Kimseye güvenme. Ne arkadaşlarına ne de ailene, hatta kendine bile…
Someone Behind you(Du saram-yida) ya da diğer bilinen adı ile Voices iç sesimizin benliğimizi ele geçirmesi ile ilgili bir korku filmi. Koreli yönetmen Oh Ki Hwan’ın “The Art Of Seduction” adlı komedi filminden sonra çevirdiği film bizi uzak doğu klişeleri içinde nisbeten değişik bir garez olayı ile başbaşa bırakıyor.
Artık klasikleşmiş korku serisi “Whispering Corridors” gibi filmimiz bir lise ortamında çıtır kızlar arasında geçiyor. Ancak bu güzellikler goreun şiddeti ile kısa sürede yok oluyor. Film liseli Ka In’in etrafında şekilleniyor. Lisenin popüler kızlarından Ka In eskrimdeki başarıları ile adından söz ettirmektedir. Teyzesinin düğününde talihsiz bir kaza sonucu gelin üst kattan aşağı düşer. Yukarı baktıklarında şüpheli bir şekilde damadı orada görürler. Ancak gelin ölmemiştir ve hastanede bakım altındadır. Ka In diğer teyzesi ile hastanede kalmak ister ve ailesini yolculamak için odadan çıkar ancak geri döndüğünde diğer teyzenin vahşi bir şekilde hasta kadını bıçakladığını görür. Bu cinayetten sonra Ka In bir lanete yakalanacaktır. Ka In’e karşı garezi olabilecek herkes birden piskopata dönüşüp kızı öldürmeye kalkmaktadır. Ka In ölmeden önce bu lanetten kurtulmak için olayların peşinden gider. Ka In’e bu garip olaylardan kurtarmak için liseden dışlanmış bir çocuk olan Suk Min yardımcı olacaktır. Ona belki de hayatta kalması için en önemli öğüdü verir “ Kimseye güvenme. Ne arkadaşlarına ne de ailene, hatta kendine bile…”. Ka In git gide paranoyaklaşırken aile sırları da bir bir ortaya da çıkacaktır.
Someone Behind You tüm klasik uzak doğu korku filmlerinden izler taşıyan klişe bir yapım. Aklıma ilk gelen Garez’in aile ağacına uyarlanmış hali oldu. Bu filmlerden aşina olduğumuz sona doğru olayların çözümlenmeye başlaması, flashbackler ile eski olaylara dönüp şu anki durumla paralellik kurulması ve hatta herşeyi bilen yaşlı adamın tüm sorulara cevap vermesi gibi sahneler ardı ardına geliyor.

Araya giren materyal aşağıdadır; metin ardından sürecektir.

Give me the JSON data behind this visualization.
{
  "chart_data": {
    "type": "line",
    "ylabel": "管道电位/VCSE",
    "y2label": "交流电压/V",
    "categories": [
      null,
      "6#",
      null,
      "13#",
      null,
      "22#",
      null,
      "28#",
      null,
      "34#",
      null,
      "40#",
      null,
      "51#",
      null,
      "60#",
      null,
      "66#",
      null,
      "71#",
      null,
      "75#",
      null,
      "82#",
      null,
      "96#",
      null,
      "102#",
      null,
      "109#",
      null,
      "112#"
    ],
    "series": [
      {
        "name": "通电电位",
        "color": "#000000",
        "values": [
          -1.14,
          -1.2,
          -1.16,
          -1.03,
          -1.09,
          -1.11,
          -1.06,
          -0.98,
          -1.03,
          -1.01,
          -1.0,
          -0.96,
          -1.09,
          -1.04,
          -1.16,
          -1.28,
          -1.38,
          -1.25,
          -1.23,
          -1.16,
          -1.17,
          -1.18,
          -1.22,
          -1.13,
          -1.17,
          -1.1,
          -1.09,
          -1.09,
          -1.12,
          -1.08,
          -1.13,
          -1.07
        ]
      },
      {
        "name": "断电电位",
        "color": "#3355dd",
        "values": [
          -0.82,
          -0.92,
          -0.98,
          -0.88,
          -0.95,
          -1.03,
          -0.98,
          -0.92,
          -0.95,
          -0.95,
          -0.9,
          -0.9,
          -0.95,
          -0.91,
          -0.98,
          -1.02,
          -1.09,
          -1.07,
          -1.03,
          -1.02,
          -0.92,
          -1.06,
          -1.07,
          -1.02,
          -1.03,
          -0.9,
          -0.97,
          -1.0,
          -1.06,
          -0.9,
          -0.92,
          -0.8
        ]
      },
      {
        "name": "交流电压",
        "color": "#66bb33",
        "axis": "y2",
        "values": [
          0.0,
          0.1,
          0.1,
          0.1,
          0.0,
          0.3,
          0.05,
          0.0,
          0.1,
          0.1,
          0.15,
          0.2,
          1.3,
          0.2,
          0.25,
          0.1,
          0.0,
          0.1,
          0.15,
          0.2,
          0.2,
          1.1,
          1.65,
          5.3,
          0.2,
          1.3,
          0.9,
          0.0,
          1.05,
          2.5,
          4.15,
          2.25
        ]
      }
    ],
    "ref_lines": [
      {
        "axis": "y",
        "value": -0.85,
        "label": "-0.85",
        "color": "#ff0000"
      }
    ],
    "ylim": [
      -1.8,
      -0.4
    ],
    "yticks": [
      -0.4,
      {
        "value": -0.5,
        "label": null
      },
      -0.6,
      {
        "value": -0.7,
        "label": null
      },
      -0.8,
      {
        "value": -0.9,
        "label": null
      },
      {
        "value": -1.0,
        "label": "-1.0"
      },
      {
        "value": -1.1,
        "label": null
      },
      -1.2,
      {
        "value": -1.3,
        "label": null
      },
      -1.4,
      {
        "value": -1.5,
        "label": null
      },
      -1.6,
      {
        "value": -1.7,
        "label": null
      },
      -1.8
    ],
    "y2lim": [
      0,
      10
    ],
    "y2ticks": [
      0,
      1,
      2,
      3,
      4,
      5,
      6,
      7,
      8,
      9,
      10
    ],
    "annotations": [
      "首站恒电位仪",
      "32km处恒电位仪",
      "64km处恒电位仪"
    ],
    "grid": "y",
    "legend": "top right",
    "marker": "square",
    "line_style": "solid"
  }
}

Ancak buna rağmen gerilim dozu yerinde seyredilebilir bir korku filmi. Yönetmenlik anlamında da başarılı buldum. Özellikle kimin ne zaman saldıracağının bilinememesi ve tam sıkacak derken birden vurucu bir sahne ile devam edilmesi filmin artıları. Kanlı sahnelerdeki inandırıcılık da oldukça yüksek. Seyirciyi koltuğundan zıplatacak sayısız sahne bulmak mümkün. Sondaki ters köşeye yatıran senaryo oyunları da başarılı. Duygusal uzak doğu müzikleri de filmi tamamlayan en önemli unsur.
Ayrıca filmin ortaya attığı herkesin içinde karanlık bir taraf olduğu ve bunu harekete geçirecek bir gücün olması durumunda sonuçların felaket olacağı ile ilgili saptamasını da beğendim.
Bu kadar olumlu eleştirime rağmen uzak doğu korku filmlerinin yenilenmesi gerektiğini de düşünüyorum. 5 yıl önce Someone Behind You’yu seyretmiş olsam çok etkilenirdim belki, ancak şu an için bana seyrettiğim bir filmin kopyası imiş gibi geliyor. Hala bu tarz sizi sıkmadı ise bu filme de bir şans verin yoksa seyretmeseniz de eksikliğini hissetmessiniz.
Hollywood bu filmin de haklarını satın almış.
Sanırım ilk defa bir uzakdoğu filminin yeniden yapımının yapılmasına seviniyorum. Belki amerikanlaştırılmış versiyonunda filmde neler olup bittiğini anlayabilirim.